New Appointees Spark Controversy

 

Principal Dellinger-Pate has made yet another divisive addition to his burgeoning administration, appointing a fellow Texan, twenty-six year old Kelsea Winston, as U-32’s next Snow Day Commissioner.

Winston, also part-owner of a big game ranch near Dallas, has come under fire in just her first month of service, after opting not to cancel school or even call a delay on several icy mornings.

In a press conference last week, Dellinger-Pate defended Winston against charges that she is unqualified for her new position.   

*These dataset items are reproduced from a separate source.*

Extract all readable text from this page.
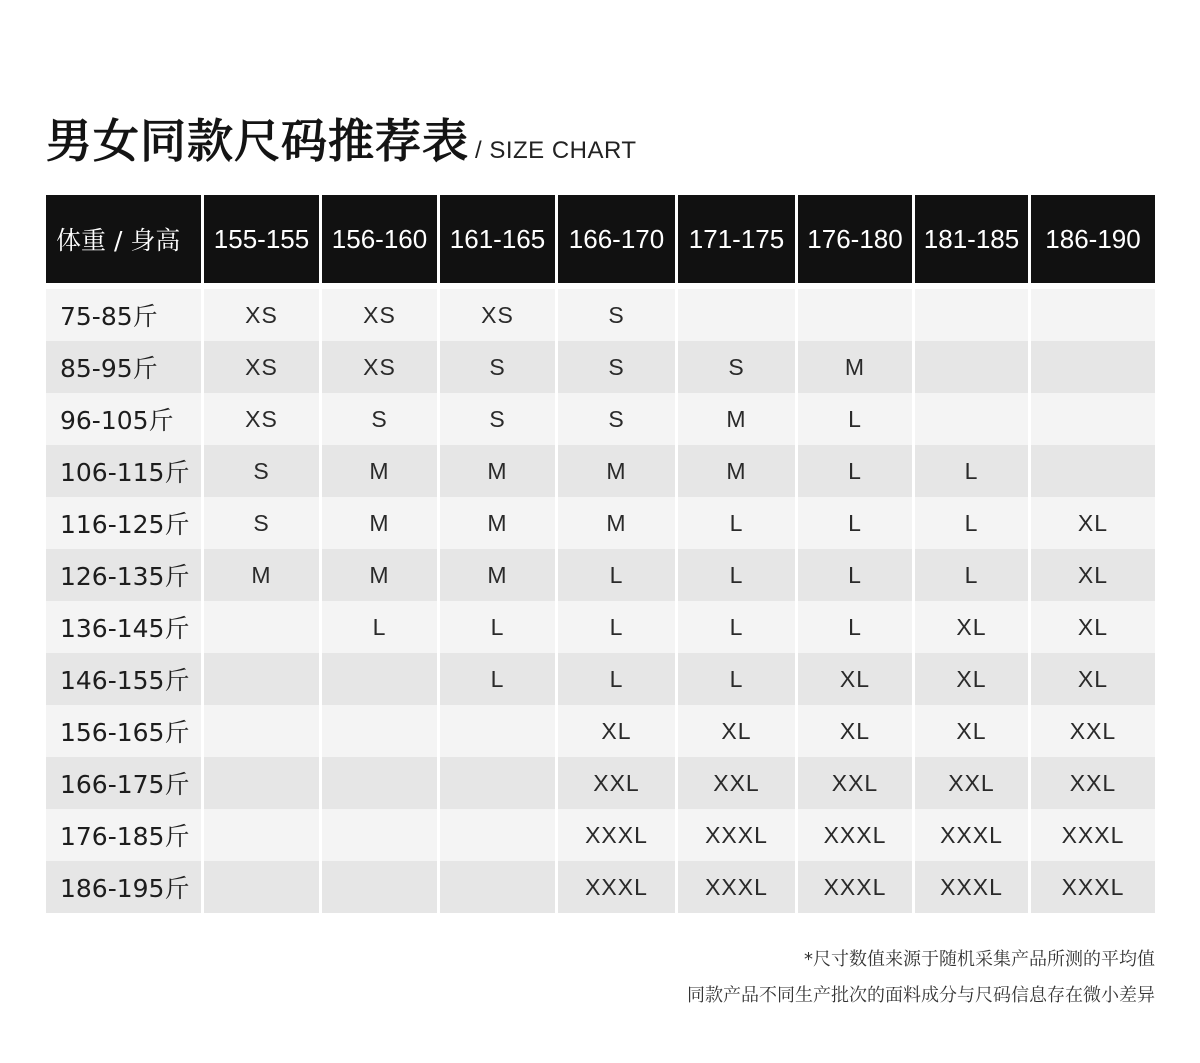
男女同款尺码推荐表 / SIZE CHART
体重 / 身高	155-155	156-160	161-165	166-170	171-175	176-180	181-185	186-190
75-85斤	XS	XS	XS	S				
85-95斤	XS	XS	S	S	S	M		
96-105斤	XS	S	S	S	M	L		
106-115斤	S	M	M	M	M	L	L	
116-125斤	S	M	M	M	L	L	L	XL
126-135斤	M	M	M	L	L	L	L	XL
136-145斤		L	L	L	L	L	XL	XL
146-155斤			L	L	L	XL	XL	XL
156-165斤				XL	XL	XL	XL	XXL
166-175斤				XXL	XXL	XXL	XXL	XXL
176-185斤				XXXL	XXXL	XXXL	XXXL	XXXL
186-195斤				XXXL	XXXL	XXXL	XXXL	XXXL
*尺寸数值来源于随机采集产品所测的平均值
同款产品不同生产批次的面料成分与尺码信息存在微小差异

“Let’s be real here,” he said.  “Kelsea has collected, raised, and sold the hunting rights for a number of tropical and subtropical animals, including endangered species from Africa…. I think she has the know-how and experience to make a relatively simple choice about whether to close school.”

But some in the learning community aren’t convinced, and are pushing for a school board hearing, citing troubling revelations in recent media reports.

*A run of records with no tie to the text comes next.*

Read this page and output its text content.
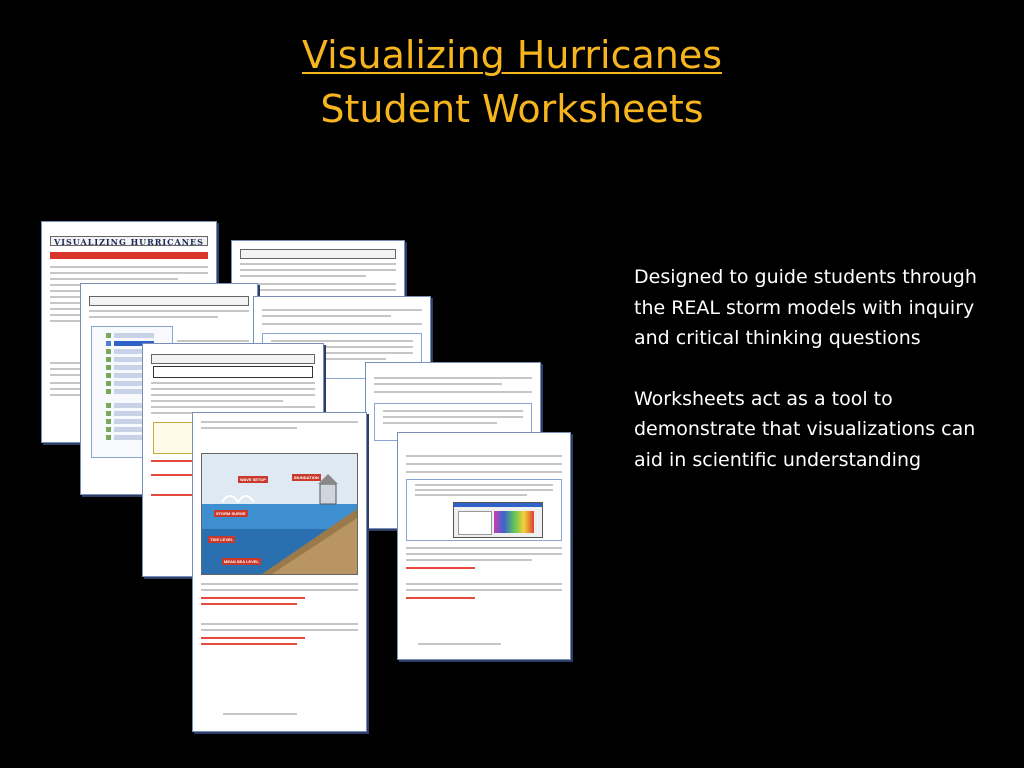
Visualizing Hurricanes
Student Worksheets
VISUALIZING HURRICANES
WAVE SETUP	INUNDATION
STORM SURGE
TIDE LEVEL
MEAN SEA LEVEL

Designed to guide students through the REAL storm models with inquiry and critical thinking questions

Worksheets act as a tool to demonstrate that visualizations can aid in scientific understanding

A Woolly Mammoth investigation found that Winston has made public statements condemning school closings for any reason — saying in one instance that “when you stay home, you let nature win” — and discovered online connections between Winston and the extreme weather group “Hell or High Water,” which has drawn criticism for keeping its own private schools open even during flash floods and tornadoes.  

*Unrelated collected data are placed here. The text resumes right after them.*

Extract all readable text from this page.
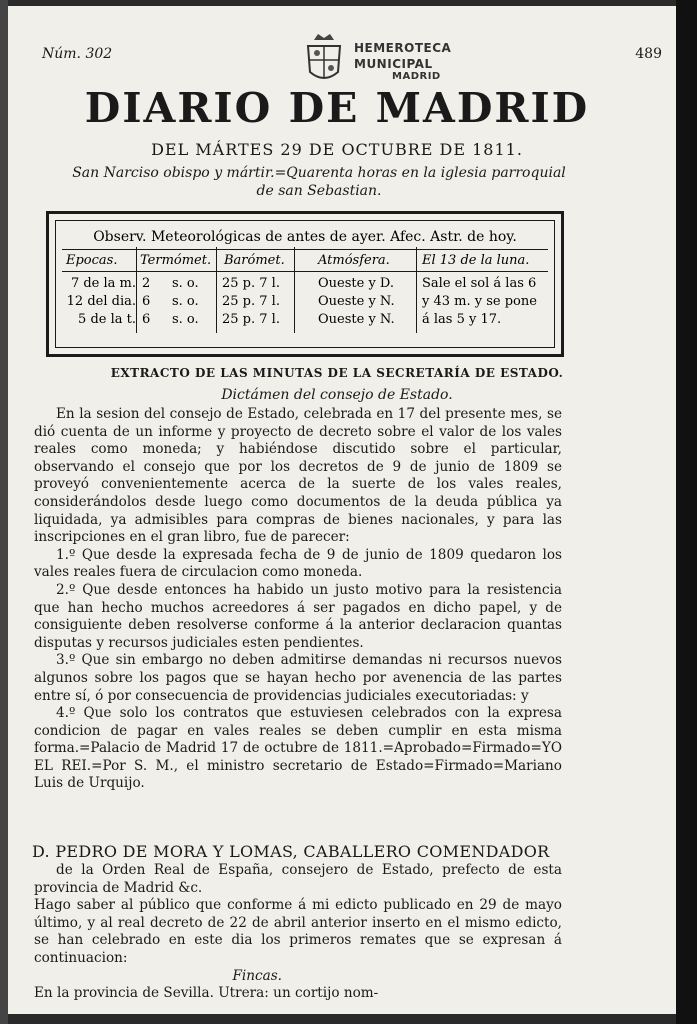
Núm. 302	489
HEMEROTECA
MUNICIPAL
MADRID
DIARIO DE MADRID
DEL MÁRTES 29 DE OCTUBRE DE 1811.
San Narciso obispo y mártir.=Quarenta horas en la iglesia parroquial
de san Sebastian.
Observ. Meteorológicas de antes de ayer. Afec. Astr. de hoy.
Epocas. Termómet. Barómet.	Atmósfera. El 13 de la luna.
7 de la m.
12 del dia.
5 de la t.
2
6
6
s. o.
s. o.
s. o.
25 p. 7 l.
25 p. 7 l.
25 p. 7 l.
Oueste y D.
Oueste y N.
Oueste y N.
Sale el sol á las 6
y 43 m. y se pone
á las 5 y 17.
EXTRACTO DE LAS MINUTAS DE LA SECRETARÍA DE ESTADO.
Dictámen del consejo de Estado.

En la sesion del consejo de Estado, celebrada en 17 del presente mes, se dió cuenta de un informe y proyecto de decreto sobre el valor de los vales reales como moneda; y habiéndose discutido sobre el particular, observando el consejo que por los decretos de 9 de junio de 1809 se proveyó convenientemente acerca de la suerte de los vales reales, considerándolos desde luego como documentos de la deuda pública ya liquidada, ya admisibles para compras de bienes nacionales, y para las inscripciones en el gran libro, fue de parecer:

1.º Que desde la expresada fecha de 9 de junio de 1809 quedaron los vales reales fuera de circulacion como moneda.

2.º Que desde entonces ha habido un justo motivo para la resistencia que han hecho muchos acreedores á ser pagados en dicho papel, y de consiguiente deben resolverse conforme á la anterior declaracion quantas disputas y recursos judiciales esten pendientes.

3.º Que sin embargo no deben admitirse demandas ni recursos nuevos algunos sobre los pagos que se hayan hecho por avenencia de las partes entre sí, ó por consecuencia de providencias judiciales executoriadas: y

4.º Que solo los contratos que estuviesen celebrados con la expresa condicion de pagar en vales reales se deben cumplir en esta misma forma.=Palacio de Madrid 17 de octubre de 1811.=Aprobado=Firmado=YO EL REI.=Por S. M., el ministro secretario de Estado=Firmado=Mariano Luis de Urquijo.

D. PEDRO DE MORA Y LOMAS, CABALLERO COMENDADOR

de la Orden Real de España, consejero de Estado, prefecto de esta provincia de Madrid &c.

Hago saber al público que conforme á mi edicto publicado en 29 de mayo último, y al real decreto de 22 de abril anterior inserto en el mismo edicto, se han celebrado en este dia los primeros remates que se expresan á continuacion:

Fincas.

En la provincia de Sevilla. Utrera: un cortijo nom-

Laure Angel, a social studies teacher in the middle school, voiced a common concern in the learning community. “There doesn’t seem to be any rhyme or reason, or political agenda behind it,” she said. “He’s just bringing in his friends from home, to feed at the trough of taxpayer money.”

On last Sunday’s morning talk shows, a spokesperson for the administration suggested Angel’s criticisms likely stem from her own ambition to become principal.  

The debate over the administration’s growing “leadership team” has been intensifying all year, and Winston’s appointment is only the latest of a string of unconventional choices for key posts.

Earlier this month the school board confirmed Dwayne Crockett, great-great-great-great grandson of the legendary Davy Crockett, as U-32’s new Lost and Found Coordinator.  Crockett had been working at the Alamo, the historic fort in San Antonio where his famous ancestor died in battle in 1836, before coming to U-32.  

Critics have raised few objections about Crockett’s qualifications (the Alamo’s lost and found handles tens of thousands of items annually) but question his compensation, which includes full benefits, a six-figure salary, and generous stock options and performance bonuses.

Dellinger-Pate is standing by his selection, most recently in a late-night-tweet: “Dwayne is a good friend of mine, and a true American patriot,” he twote. “In a year’s time, when you still have your water bottle, or your sweatshirt, you’ll understand what we’re paying for here.”